Why does the IS hate Christians and other minorities so much?

They hate because they hate. They hate because they’re evil. It is not an issue of ‘these are Muslims and they’re radicals and that’s what they’re like’. They’re like this because they’re evil; they are terrorists. They don’t know God at all. Sarah [Ahmed my PA] is saying to me right now. ‘These people don’t know God’, and she is a Muslim.

We pray that they may come to us and we may be able to surround them with true love and feed them and show them that there are some people willing to be their friends. This has happened before and we pray that it will happen again.

What can our prayers achieve?

The prayers of our people here have done everything. They have helped us, they have sustained us, they have supported us, and without them we would not be surviving now. We need three things: we need protection; we need provision; and we need perseverance to keep going forwards.

‘I left him in the cradle’

Canon Andrew White’s PA Sarah Ahmed, an Iraqi relief worker and a doctor at St George’s Clinic, described the horrific situation of a family she met at one of the camps. She relates how, as IS militants attacked their village, indiscriminately shooting bystanders in the head, the villagers fled without looking back.

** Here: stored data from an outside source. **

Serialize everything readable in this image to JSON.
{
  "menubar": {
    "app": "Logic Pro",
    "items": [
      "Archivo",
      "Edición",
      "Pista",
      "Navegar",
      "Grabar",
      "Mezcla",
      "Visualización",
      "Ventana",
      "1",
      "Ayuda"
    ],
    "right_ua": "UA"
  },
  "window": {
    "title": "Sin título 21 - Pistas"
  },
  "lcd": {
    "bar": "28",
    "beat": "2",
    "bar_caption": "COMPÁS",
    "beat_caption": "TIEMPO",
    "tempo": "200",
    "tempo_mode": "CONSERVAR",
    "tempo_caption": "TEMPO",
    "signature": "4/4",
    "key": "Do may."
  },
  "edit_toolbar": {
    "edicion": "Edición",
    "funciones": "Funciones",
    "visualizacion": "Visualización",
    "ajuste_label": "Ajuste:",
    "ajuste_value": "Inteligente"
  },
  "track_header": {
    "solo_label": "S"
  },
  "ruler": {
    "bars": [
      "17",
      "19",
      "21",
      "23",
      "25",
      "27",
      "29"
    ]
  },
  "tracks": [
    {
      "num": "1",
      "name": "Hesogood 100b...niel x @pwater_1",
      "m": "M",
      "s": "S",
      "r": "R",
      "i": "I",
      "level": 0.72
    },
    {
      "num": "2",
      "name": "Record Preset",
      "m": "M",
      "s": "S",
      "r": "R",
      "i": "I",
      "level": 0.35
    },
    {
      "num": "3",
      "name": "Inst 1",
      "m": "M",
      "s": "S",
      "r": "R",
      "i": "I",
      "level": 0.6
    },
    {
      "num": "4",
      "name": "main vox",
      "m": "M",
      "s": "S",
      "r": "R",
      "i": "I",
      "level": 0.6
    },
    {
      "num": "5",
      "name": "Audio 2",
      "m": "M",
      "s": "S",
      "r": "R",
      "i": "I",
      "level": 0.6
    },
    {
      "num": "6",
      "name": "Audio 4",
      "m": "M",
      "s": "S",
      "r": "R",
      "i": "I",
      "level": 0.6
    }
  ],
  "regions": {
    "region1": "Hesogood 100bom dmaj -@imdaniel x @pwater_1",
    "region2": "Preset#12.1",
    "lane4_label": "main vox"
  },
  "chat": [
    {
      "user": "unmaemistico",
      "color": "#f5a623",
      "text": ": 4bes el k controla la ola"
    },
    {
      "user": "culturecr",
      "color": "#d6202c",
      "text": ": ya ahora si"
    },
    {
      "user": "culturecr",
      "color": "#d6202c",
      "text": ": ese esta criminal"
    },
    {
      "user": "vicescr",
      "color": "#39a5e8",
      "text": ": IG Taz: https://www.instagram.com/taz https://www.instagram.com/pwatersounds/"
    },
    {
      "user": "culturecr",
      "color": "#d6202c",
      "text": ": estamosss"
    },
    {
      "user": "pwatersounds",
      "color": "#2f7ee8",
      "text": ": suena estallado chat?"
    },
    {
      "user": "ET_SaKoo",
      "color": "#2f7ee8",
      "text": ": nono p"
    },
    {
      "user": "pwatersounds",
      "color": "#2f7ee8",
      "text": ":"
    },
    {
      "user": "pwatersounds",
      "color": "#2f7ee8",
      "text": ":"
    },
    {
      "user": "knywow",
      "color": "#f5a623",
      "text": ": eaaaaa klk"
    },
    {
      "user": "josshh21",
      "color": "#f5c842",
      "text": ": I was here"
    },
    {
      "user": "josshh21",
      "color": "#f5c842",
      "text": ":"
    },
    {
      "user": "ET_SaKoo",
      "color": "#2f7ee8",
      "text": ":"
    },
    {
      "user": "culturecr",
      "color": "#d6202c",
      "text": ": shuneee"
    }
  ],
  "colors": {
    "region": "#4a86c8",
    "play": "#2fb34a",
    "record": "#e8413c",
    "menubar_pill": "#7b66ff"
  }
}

‘In villages we have big families, so each family would have ten kids, all [about] the same age,’ Ahmed explains. ‘This lady was taking all the kids, and when I went [into the camp] she was yelling and hitting her head and crying. When you ask her, she doesn’t respond. She just said, “I left him, I left him, I left him in the cradle. I left him in the cradle.”

‘People say that when she was taking all the kids to get them out of the house – they were running without shoes, only the clothes that were on them – she forgot the newborn baby and he was in the cradle. Because she was saving everybody she left the one in the cradle...She left him and she could not go back to get him.’